Whether it is the WEU or the Council of Europe, is the Minister satisfied that we increasingly only have structures that serve those countries which are member states of the EU and that therefore marginalise those countries which are not? I think that that will do us long-term damage.

Photo of Chris Bryant Chris Bryant Parliamentary Under-Secretary (Europe)

The complexity of the WEU was that it had so many different categories of membership. There were the 10 core member countries, but all 27 members of the EU were allied, and then there were other countries, such as NATO allies, who took on observer status. That is why we believe that now is the right time to put together a more appropriate structure, so that the Parliaments around Europe, including our allies such as Turkey-one of the countries which my hon. Friend may have been alluding to-can closely scrutinise the common foreign, defence and security policy that has developed across the whole of Europe.

Photo of Mark Francois Mark Francois Shadow Minister (Europe)

The Minister pointed out in his written statement of 30 March that the EU's common security and defence policy remains intergovernmental and is thus a matter for national Parliaments. How does he see these arrangements operating in future, and how will he accommodate NATO allies such as Turkey and Norway, which are associate members of the current Assembly but which are not in the EU? How is this actually going to work?

Photo of Chris Bryant Chris Bryant Parliamentary Under-Secretary (Europe)

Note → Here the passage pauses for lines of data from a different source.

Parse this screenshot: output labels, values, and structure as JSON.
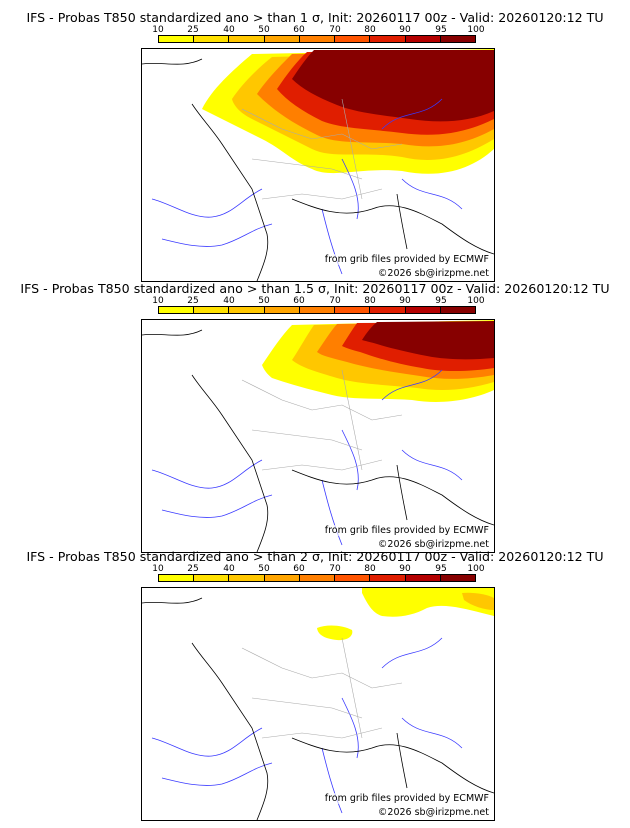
{
  "colors": {
    "bins": [
      "#ffff00",
      "#ffe100",
      "#ffc700",
      "#ffa500",
      "#ff7f00",
      "#ff5400",
      "#e01e00",
      "#b40000",
      "#870000",
      "#5a0000"
    ],
    "coast": "#000000",
    "rivers": "#3a3aff",
    "borders": "#aaaaaa"
  },
  "scale": {
    "ticks": [
      "10",
      "25",
      "40",
      "50",
      "60",
      "70",
      "80",
      "90",
      "95",
      "100"
    ]
  },
  "panels": [
    {
      "title": "IFS - Probas T850  standardized ano > than 1 σ, Init: 20260117 00z - Valid: 20260120:12 TU",
      "threshold_sigma": 1,
      "source_text": "from grib files provided by ECMWF",
      "copyright": "©2026 sb@irizpme.net"
    },
    {
      "title": "IFS - Probas T850  standardized ano > than 1.5 σ, Init: 20260117 00z - Valid: 20260120:12 TU",
      "threshold_sigma": 1.5,
      "source_text": "from grib files provided by ECMWF",
      "copyright": "©2026 sb@irizpme.net"
    },
    {
      "title": "IFS - Probas T850  standardized ano > than 2 σ, Init: 20260117 00z - Valid: 20260120:12 TU",
      "threshold_sigma": 2,
      "source_text": "from grib files provided by ECMWF",
      "copyright": "©2026 sb@irizpme.net"
    }
  ]
}
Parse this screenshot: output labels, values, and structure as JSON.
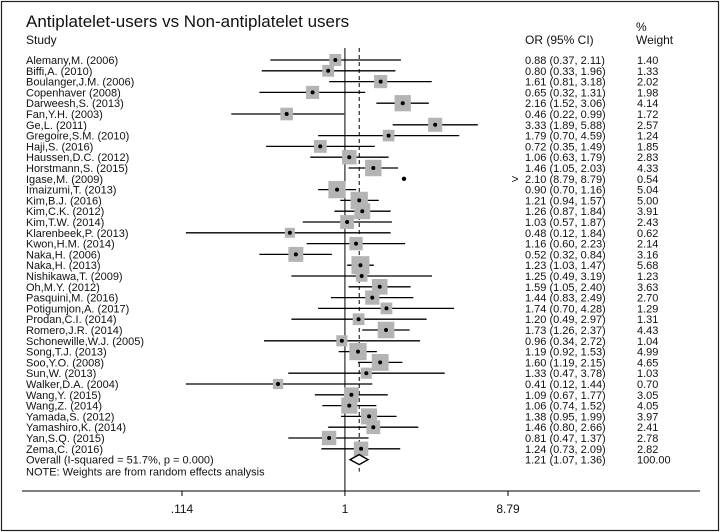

One of the most important things is that we ensure that we have a cost-effective structure. The costs that have been incurred by the WEU Assembly alone for the United Kingdom over the past few years have been phenomenal. We believe, as does every other country among the 10 core members, that it is right to wind up that organisation. We do not believe it would be right-I can probably garner the hon. Gentleman's support for this, at least-for the European Parliament to take on responsibility for considering this matter. We believe that it is clearly laid down in the Lisbon treaty that that should not be a responsibility for the European Parliament. I look forward to debating some of those issues with him over the next few weeks, since he has already turned down five debates with me on Europe since the beginning of the year.